Four executives of Afi Farma, which manufactured cough syrup contaminated with ethylene glycol that killed more than 200 Indonesian children, received two-year prison sentences and were fined the equivalent of $64,000.
Law enforcement in China dismantled a ring selling fake traditional medicine across 20 Chinese provinces. They shut down 18 fake drug factories and warehouses and seized more than 500,000 boxes of finished and semi-finished medicine.
A Florida woman who sold illegally imported cosmetic injectables was sentenced. CBP in Ohio reported on seizures of pill presses and pill press parts.
Marina Sievert of Dunedin, Florida received a two-year prison sentence and a $20,000 fine for illegally importing and distributing the Korean cosmetic injectables Innotox Medytox and Meditoxin, which contain botulinum toxin type A. Sievert falsely told customers of her business, Beauty Forever Florida, Inc., that the drugs were “FDA approved,” had “cleared customs,” and had “guaranteed authenticity.”
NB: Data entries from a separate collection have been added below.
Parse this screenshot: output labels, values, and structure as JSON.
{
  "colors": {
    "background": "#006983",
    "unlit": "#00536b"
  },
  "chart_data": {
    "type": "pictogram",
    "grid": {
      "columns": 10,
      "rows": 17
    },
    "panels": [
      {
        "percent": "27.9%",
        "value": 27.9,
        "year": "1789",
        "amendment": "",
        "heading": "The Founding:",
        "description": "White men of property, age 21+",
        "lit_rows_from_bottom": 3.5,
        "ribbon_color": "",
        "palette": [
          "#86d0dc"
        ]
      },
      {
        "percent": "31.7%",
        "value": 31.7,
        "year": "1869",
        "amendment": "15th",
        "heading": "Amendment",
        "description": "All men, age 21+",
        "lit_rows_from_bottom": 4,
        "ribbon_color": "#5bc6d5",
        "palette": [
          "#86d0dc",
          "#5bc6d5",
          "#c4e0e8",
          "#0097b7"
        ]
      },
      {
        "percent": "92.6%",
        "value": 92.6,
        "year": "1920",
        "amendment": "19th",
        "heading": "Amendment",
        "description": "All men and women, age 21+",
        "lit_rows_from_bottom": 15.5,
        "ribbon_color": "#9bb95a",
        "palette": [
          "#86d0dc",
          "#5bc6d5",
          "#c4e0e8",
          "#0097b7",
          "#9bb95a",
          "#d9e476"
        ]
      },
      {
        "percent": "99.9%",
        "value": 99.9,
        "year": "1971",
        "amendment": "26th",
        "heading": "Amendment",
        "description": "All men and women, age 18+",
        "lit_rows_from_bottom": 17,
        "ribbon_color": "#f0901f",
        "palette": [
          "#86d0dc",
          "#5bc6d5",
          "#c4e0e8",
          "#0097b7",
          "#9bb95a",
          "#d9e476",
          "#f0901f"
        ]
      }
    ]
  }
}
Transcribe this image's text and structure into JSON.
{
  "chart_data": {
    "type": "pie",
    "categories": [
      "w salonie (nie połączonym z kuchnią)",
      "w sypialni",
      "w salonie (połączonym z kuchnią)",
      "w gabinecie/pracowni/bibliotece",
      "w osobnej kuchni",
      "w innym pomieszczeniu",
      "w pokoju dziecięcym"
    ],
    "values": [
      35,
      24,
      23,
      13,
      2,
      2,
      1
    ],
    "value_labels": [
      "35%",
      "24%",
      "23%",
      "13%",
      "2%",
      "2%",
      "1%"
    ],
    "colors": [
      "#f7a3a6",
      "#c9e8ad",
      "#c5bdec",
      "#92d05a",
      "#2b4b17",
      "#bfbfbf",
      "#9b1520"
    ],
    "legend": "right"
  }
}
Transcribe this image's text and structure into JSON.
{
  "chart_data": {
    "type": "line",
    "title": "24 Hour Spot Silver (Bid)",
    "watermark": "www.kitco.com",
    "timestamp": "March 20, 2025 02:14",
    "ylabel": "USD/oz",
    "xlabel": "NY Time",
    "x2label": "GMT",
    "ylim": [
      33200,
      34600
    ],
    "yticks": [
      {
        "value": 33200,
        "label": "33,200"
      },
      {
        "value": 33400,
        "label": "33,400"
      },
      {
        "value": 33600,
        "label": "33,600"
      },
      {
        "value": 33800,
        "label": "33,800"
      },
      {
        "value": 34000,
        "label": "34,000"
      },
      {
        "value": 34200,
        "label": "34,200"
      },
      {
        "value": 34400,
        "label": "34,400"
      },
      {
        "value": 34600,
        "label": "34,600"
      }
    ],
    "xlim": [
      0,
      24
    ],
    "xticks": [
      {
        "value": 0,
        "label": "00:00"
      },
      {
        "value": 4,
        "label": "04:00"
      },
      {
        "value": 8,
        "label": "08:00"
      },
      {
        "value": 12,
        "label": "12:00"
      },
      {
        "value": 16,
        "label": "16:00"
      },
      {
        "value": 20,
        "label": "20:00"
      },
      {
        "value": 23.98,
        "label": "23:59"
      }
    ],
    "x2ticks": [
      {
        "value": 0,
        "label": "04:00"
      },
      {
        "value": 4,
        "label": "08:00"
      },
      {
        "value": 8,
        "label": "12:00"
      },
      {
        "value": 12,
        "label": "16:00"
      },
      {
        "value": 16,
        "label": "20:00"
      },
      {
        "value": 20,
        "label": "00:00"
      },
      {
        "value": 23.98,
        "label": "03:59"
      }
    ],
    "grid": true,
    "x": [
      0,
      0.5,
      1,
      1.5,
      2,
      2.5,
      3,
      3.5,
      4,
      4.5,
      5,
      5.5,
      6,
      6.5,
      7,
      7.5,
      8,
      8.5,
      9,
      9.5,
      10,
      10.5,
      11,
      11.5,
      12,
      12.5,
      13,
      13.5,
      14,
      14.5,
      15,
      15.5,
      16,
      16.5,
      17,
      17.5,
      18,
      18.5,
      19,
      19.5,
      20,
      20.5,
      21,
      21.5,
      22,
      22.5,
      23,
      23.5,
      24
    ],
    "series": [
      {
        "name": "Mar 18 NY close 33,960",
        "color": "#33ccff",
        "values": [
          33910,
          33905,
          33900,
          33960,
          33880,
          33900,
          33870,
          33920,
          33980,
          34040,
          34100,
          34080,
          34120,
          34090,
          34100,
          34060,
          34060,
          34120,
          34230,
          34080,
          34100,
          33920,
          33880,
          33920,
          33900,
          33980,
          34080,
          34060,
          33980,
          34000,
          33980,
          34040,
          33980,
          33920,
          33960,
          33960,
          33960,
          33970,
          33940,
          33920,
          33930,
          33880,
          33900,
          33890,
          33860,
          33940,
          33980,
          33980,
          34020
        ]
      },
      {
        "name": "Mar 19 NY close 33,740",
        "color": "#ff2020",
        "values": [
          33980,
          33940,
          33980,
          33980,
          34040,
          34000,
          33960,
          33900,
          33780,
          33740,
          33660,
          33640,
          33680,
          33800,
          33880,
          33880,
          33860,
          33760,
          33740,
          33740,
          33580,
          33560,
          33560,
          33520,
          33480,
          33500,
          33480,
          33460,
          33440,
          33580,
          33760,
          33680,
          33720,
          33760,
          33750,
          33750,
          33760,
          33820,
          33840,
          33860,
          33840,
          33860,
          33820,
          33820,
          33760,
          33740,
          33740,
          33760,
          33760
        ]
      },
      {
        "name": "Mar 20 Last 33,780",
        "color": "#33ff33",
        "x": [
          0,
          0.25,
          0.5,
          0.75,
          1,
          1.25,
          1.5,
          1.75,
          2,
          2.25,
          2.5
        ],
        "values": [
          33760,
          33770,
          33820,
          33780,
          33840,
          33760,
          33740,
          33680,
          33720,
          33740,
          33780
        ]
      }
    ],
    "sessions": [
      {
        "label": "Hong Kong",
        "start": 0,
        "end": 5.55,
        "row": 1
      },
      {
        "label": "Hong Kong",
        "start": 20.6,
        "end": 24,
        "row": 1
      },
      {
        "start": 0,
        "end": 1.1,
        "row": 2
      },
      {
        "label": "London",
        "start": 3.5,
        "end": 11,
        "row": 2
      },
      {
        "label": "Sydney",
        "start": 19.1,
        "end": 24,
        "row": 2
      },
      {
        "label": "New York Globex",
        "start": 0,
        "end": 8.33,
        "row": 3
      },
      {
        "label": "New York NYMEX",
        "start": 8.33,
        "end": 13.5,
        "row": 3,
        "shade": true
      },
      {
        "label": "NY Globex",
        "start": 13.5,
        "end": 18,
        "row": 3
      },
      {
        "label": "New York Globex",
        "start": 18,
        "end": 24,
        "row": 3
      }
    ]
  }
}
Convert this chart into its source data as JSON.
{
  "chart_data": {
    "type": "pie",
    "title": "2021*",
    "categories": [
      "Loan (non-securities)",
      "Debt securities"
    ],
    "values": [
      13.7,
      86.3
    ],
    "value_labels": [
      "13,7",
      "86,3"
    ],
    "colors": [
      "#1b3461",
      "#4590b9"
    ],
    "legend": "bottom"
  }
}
Arizona-based Centera Bioscience and its CEO, Paul Eftang pleaded guilty to the introduction of misbranded drugs into interstate commerce. Eftang sold unapproved pharmaceuticals, including tianeptine, adrafinil, phenibut, and racetams, on Nootropicsdepot.com and other online platforms to customers across the United States.
CBP at the Port of Cincinnati announced that it had intercepted 60 shipments that contained 22 pill presses and 257 pill press parts between January 1 and October 30, 2023.